The church plant comes after a five-year journey in which Outlook—located in the outskirts of Indianapolis—invested heavily in serving the needs of the neighborhood (near Post Road and 42nd Street) and the public school located there.
The original plan was just to offer tutoring to neighborhood kids. A church wasn’t in view, said Mike Wilkins, missions and outreach minister for Outlook Christian Church.
But one thing has led to another.
“We expanded the ministry a little bit at a time,” said Wilkins, who will lead the new congregation.
“Through our work there we have come to understand that though the ministry we’ve enjoyed and the relationships we’ve built have been so meaningful, we are missing a super powerful component,” said senior minister Rob McCord, “a church in the neighborhood with a heart for the neighborhood.”
Outlook first reached out to the neighborhood in the far northeast side of the Indianapolis metro after it had been rated as one of the more vulnerable communities in the city. Wilkins said the community is only a 15-minute drive from the church but “a world away socioeconomically.”
Factors like crime, mental health, and poverty are what drove the neighborhood into the spotlight. Wilkins said the area doesn’t even have a name—at least not one that the church has been able to discern.
“From a missional point of view, the people are so unrooted, there’s not even a name for the community they live in,” he said.
The church started with a tutoring program in the local school—IPS 105.
That grew into afterschool, summer, and sports programs sponsored by the church. About a year later, the church launched a nonprofit organization—Renewal Neighborhood Ministry—from which to operate and to attract grant funding to aid in the work.
In August 2019, the ministry rented a house where it could expand its tutoring operation. That led into additional ministry to parents and neighboring residents.
Pretty soon, the church was having cookouts that veered off into worship services.
“The more we served, the more God opened up the door to serve more,” Wilkins said.
A NEW CHURCH
The new church, Wilkins said, does not yet have a name but likely will use the term “Renewal” in its moniker because of the familiarity its nonprofit organization has with people in the area.

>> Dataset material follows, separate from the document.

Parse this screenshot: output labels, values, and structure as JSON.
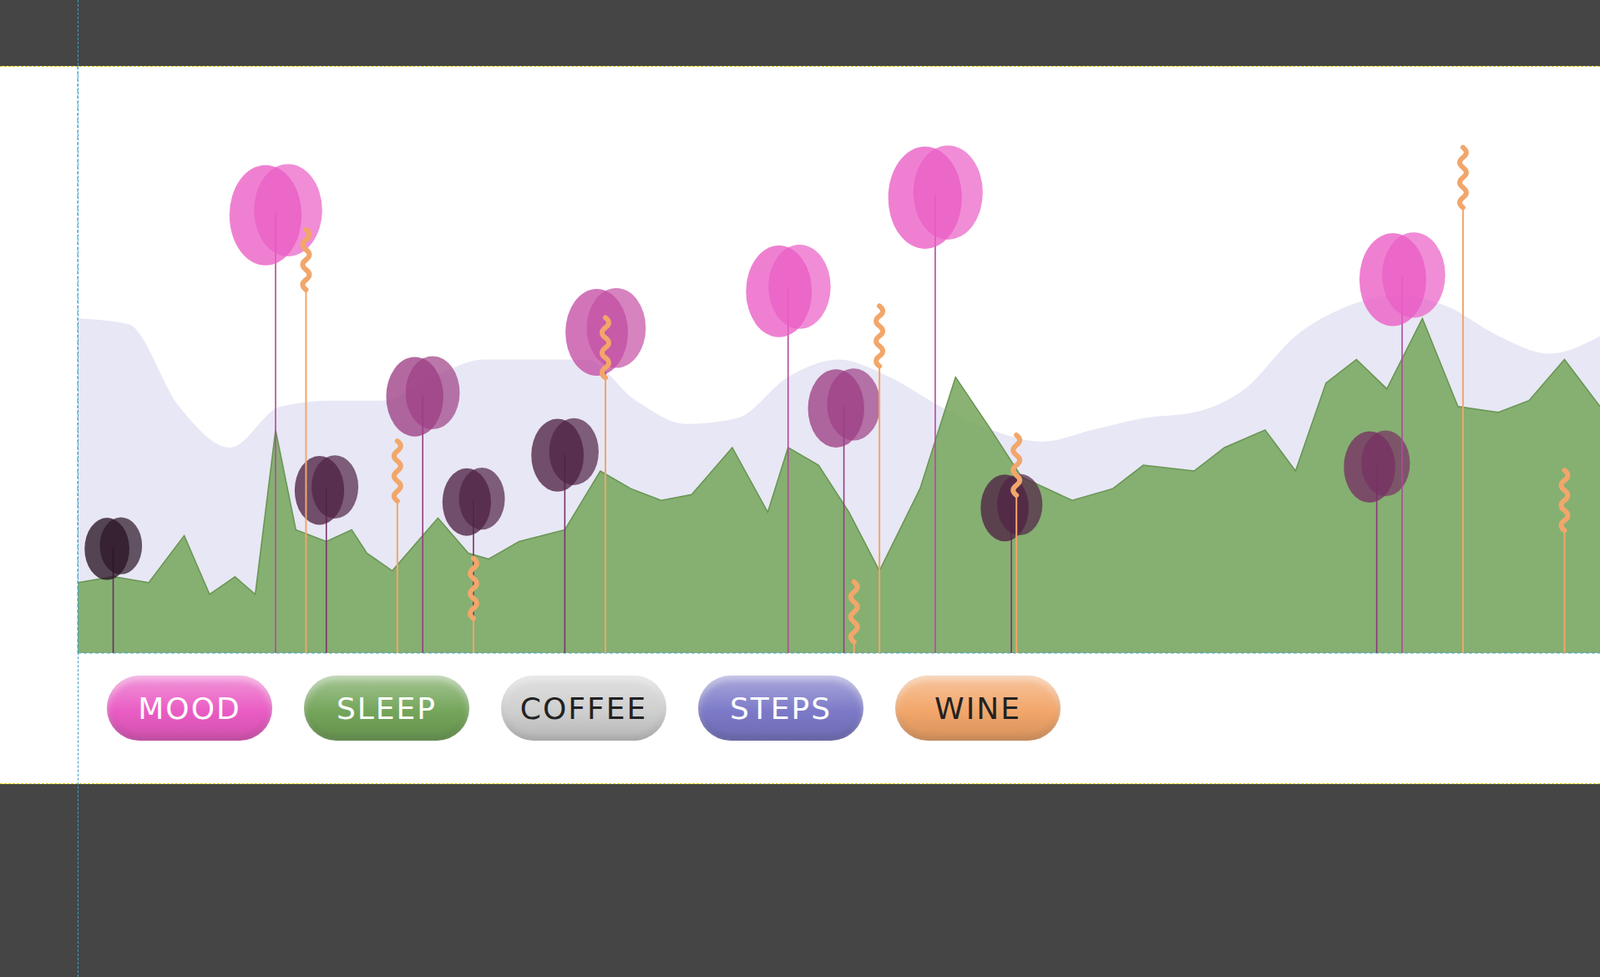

And true to form, the church will start small. It won’t have its own building at the start.
“We feel like we don’t necessarily need a location to get started,” he said.
The church initially will be comprised of three house churches that will meet in the home the church is renting in the neighborhood (pictured). Wilkins said the church hopes to grow from three groups to six during the first year—and then double again during the second year.
He envisions a true multiethnic church by the end of the second year, matching the neighborhood that has significant Hispanic and African-American communities.
Wilkins is a former attorney who didn’t enter full-time ministry until he was in his 50s. He said when Christians start saying “yes” to God, then God gives them more and more opportunities to say “yes.”
“Never in my wildest dreams did I think I would be pastoring a multicultural church in a neighborhood that deals with the issues this neighborhood does,” Wilkins said.
“This has been an exciting journey both for [Outlook Christian] Church and for Mike personally,” McCord said.
Chris Moon is a pastor and writer living in Redstone, Colorado.